Once it was determined that businesses do have a right to informational privacy and that it extended to the way businesses control the dissemination of its contracts with third parties, the Court then had to consider whether the SICB was justified in its attempt to abrogate that right. Justice Goonetilleke considered the purpose of the Regulations which, according to the SICB, was to bring transparency to the distribution of Fairtrade premiums and to essentially protect the interests of the sugarcane producers associations. The Court considered this reasoning in the context of the ability Parliament has to abrogate rights.
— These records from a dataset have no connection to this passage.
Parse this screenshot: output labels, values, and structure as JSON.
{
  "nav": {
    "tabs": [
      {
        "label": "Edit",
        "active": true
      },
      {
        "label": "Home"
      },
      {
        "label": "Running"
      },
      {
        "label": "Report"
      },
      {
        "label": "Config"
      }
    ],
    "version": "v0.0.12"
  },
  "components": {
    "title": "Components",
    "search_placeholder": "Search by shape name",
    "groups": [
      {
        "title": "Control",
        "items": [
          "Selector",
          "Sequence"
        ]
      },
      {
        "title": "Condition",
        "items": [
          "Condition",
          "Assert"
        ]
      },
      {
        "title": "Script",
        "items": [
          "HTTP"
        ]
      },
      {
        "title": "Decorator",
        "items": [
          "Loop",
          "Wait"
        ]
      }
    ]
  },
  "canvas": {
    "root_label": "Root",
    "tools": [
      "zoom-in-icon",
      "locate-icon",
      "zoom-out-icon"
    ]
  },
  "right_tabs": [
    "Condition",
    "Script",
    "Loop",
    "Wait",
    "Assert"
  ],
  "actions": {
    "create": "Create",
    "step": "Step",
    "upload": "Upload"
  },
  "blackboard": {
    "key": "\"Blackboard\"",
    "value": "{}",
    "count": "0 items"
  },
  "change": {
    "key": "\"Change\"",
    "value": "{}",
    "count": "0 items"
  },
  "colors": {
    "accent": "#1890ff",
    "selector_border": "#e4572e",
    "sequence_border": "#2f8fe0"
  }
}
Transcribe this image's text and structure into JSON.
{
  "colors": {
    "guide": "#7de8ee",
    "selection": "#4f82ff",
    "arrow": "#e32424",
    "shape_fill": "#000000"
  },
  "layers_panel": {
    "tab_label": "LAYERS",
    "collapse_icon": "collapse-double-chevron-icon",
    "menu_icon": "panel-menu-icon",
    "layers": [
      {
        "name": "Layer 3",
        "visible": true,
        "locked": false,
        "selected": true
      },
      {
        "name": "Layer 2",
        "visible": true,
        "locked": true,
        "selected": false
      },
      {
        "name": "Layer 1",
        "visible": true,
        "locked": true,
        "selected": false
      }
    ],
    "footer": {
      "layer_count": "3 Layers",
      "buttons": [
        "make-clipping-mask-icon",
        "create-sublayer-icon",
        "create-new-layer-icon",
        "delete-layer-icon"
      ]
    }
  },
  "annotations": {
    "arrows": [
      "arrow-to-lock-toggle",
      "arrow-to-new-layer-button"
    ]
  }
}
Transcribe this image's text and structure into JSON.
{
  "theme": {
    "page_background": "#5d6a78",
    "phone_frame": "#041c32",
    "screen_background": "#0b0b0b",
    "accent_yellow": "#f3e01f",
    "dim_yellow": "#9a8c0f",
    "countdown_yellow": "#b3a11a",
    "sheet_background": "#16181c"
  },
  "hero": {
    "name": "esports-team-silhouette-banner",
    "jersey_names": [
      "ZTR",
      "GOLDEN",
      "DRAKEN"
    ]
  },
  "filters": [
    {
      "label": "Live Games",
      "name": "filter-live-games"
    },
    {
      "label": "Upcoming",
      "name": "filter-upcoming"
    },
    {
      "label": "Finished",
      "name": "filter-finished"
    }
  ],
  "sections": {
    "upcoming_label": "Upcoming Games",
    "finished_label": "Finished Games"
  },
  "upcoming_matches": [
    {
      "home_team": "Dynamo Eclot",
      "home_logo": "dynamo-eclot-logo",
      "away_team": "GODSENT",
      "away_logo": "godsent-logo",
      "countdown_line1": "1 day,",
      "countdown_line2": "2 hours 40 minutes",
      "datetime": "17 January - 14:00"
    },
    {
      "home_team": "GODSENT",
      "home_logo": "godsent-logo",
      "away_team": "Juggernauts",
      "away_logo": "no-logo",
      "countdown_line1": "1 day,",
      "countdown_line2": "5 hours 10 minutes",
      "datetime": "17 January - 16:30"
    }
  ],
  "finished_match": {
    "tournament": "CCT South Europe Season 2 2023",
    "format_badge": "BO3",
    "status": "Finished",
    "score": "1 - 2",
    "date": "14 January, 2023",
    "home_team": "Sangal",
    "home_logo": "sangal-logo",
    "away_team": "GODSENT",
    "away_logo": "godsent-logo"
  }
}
At section 9 of the Constitution, rights may be abrogated if it is required in the interests of “defence, public safety, public order…” The High Court found that considering the requirements of the Regulations and the group of persons that abrogating the right will ultimately benefit, this was not to justify limiting BSI’s right to privacy. In other words, the Regulations failed the test of being in the interest of “defence, public safety, public order…” and were therefore unconstitutional. 

This ruling reinforced the right businesses have to protection against laws that violate their Constitutional rights. The effect of this ruling is to caution lawmakers on the limits they have to make laws that impact businesses. The threshold for violating the Constitution remains high and it is not an easy claim to succeed in but where the Court finds unjustified breaches of rights, it will exercise its power to strike down legislation. It is now up to the higher courts, if appealed, to either validate or correct the judgment made in this case.